Sprint Nextel Corporation announced early Monday that they have ‘entered into a series of definitive agreements’ with Softbank Corp. effectively giving up 70% of the company to the Japanese owned firm. After the deal is approved, SoftBank will own approximately 70% and Sprint equity holders will own approximately 30% of the shares of company named New Sprint.
“This transaction provides an excellent opportunity for SoftBank to leverage its expertise in smartphones and next-generation high speed networks, including LTE, to drive the mobile internet revolution in one of the world’s largest markets,” said SoftBank Chairman and CEO, Masayoshi Son. “As we have proven in Japan, we have achieved a v-shaped earnings recovery in the acquired mobile business and grown dramatically by introducing differentiated products to an incumbent-led market. Our track record of innovation, combined with Sprint’s strong brand and local leadership, provides a constructive beginning toward creating a more competitive American wireless market.”
SoftBank will form a new U.S. subsidiary, New Sprint, and invest $3.1 billion. After the deal closes SoftBank will add an additional $17 billion into New Sprint.
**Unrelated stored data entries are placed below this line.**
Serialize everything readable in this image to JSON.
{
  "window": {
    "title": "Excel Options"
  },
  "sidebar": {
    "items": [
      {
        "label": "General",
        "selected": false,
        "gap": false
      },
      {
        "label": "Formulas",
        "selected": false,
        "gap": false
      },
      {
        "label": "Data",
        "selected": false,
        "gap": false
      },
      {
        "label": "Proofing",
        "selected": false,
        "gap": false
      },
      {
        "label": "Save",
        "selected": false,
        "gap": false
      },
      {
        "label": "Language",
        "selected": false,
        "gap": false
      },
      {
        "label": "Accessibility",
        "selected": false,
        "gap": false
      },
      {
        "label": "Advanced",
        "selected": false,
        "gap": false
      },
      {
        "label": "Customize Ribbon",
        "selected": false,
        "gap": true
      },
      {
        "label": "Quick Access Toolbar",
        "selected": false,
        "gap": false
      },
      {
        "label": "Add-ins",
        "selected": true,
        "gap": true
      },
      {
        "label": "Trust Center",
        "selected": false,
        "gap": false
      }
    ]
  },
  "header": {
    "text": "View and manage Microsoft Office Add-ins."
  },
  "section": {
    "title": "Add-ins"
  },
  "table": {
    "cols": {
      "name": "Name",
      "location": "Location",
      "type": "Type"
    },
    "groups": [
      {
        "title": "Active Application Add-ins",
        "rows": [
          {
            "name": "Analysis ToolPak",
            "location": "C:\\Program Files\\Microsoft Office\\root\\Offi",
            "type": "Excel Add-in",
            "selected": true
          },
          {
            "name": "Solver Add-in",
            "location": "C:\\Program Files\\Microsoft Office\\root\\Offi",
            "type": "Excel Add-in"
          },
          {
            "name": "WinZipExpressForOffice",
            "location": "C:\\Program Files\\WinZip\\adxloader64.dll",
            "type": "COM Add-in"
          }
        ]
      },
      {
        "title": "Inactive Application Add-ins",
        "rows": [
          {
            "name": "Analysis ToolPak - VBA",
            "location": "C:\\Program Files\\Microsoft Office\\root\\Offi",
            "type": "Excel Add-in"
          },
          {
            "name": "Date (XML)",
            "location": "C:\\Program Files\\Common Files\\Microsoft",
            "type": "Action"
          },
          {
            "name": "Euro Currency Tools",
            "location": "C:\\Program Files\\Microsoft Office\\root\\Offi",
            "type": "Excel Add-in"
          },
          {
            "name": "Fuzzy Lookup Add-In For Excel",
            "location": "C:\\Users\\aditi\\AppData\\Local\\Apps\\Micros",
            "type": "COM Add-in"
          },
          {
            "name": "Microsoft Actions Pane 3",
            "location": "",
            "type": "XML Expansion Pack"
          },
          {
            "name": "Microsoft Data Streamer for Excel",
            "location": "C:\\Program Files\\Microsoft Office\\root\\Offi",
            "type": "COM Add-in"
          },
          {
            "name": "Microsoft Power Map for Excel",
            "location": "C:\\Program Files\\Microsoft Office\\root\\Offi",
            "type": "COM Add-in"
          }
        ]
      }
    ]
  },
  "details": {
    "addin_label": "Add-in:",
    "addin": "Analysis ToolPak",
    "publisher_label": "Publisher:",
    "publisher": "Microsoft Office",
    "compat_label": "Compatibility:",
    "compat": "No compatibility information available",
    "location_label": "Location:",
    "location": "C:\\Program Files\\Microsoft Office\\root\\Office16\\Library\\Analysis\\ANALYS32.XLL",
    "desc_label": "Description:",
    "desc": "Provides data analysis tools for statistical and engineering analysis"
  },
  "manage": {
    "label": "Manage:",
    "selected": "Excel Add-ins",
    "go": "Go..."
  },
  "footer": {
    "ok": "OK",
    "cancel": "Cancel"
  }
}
New Sprint will become a publicly-traded company and Sprint will become its wholly-owned subsidiary.
“This is a transformative transaction for Sprint that creates immediate value for our stockholders, while providing an opportunity to participate in the future growth of a stronger, better capitalized Sprint going forward,” said Sprint CEO, Dan Hesse. “Our management team is excited to work with SoftBank to learn from their successful deployment of LTE in Japan as we build out our advanced LTE network, improve the customer experience and continue the turnaround of our operations.”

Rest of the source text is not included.